Begin maart 2011 heeft het personeel van de inrichting ingestemd met contact tussen klager en zijn dochter. Eind april 2011 heeft klager wederom met het personeel gesproken over zijn contacten met zijn dochter. In bijzijn van het personeel heeft klager
met zijn dochter gesproken. Het initiatief voor de telefonische gesprekken ging van klagers dochter uit. Vanaf mei 2011 is er geen contact meer geweest en vervolgens zijn medio juli 2011 beperkende maatregelen aan klager opgelegd. Klager mocht alleen
onder begeleiding bellen en bezoek ontvangen. Dit heeft 134 dagen geduurd.
Klager meent dat de beslissing tot begeleid bezoek onrechtmatig is, omdat de schriftelijke mededeling van de beslissing niet onverwijld aan hem is uitgereikt.
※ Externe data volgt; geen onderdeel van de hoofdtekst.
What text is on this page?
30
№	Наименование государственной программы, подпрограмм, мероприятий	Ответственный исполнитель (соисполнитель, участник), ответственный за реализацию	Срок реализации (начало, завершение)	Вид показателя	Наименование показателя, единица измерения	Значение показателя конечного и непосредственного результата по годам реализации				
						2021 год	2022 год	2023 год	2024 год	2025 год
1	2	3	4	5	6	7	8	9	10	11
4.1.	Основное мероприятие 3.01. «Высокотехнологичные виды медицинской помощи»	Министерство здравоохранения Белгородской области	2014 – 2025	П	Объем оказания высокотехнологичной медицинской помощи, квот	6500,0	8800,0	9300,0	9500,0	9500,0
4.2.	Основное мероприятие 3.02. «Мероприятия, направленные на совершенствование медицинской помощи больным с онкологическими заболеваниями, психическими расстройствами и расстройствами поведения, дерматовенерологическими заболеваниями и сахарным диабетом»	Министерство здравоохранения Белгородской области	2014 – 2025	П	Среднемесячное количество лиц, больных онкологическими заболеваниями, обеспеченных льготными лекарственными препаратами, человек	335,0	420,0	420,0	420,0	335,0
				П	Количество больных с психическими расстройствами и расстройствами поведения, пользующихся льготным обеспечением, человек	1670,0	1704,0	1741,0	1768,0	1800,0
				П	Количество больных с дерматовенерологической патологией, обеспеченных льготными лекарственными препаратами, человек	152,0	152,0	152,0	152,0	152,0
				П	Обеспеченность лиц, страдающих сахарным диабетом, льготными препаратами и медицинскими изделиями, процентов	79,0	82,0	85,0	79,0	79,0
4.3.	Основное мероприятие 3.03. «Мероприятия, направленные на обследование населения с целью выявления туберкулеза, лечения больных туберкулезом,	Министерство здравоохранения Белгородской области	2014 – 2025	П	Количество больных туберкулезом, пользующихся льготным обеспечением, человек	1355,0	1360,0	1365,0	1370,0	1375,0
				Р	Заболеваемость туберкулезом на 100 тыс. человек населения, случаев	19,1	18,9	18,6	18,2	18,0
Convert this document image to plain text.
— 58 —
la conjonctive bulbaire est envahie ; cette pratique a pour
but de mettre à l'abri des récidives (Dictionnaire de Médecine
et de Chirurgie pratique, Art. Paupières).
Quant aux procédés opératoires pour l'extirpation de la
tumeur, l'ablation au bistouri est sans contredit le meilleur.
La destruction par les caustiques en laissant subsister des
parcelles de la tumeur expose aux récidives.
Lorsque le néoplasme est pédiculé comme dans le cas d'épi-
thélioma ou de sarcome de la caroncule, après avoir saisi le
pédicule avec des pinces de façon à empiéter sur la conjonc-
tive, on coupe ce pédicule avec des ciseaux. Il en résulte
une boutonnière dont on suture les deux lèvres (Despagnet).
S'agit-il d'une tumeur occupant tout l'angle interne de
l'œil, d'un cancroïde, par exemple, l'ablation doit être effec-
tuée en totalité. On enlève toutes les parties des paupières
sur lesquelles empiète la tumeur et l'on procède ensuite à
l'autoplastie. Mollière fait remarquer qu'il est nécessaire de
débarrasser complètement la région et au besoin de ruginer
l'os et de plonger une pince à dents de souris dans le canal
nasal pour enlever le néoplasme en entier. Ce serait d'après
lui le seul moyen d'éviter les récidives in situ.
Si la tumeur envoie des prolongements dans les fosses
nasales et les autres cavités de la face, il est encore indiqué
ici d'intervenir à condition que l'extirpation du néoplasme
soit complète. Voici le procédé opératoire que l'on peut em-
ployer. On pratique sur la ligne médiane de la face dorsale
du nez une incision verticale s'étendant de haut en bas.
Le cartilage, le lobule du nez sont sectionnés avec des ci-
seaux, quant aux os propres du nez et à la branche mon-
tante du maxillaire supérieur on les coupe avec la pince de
De beslissing is niet deugdelijk gemotiveerd, omdat enige feitelijke onderbouwing ontbreekt.
Klager heeft de door de inrichting gewenste openheid betracht, doordat de gesprekken onder begeleiding van de sociotherapeuten plaatsvonden. Voorts heeft de inrichting klager niet gehoord.
De maatregel van begeleid bezoek is aanvankelijk niet op schrift gesteld. De beslissing om het bezoek te weigeren heeft geen directe relatie met de vermeende bedreiging van klagers ex-vrouw.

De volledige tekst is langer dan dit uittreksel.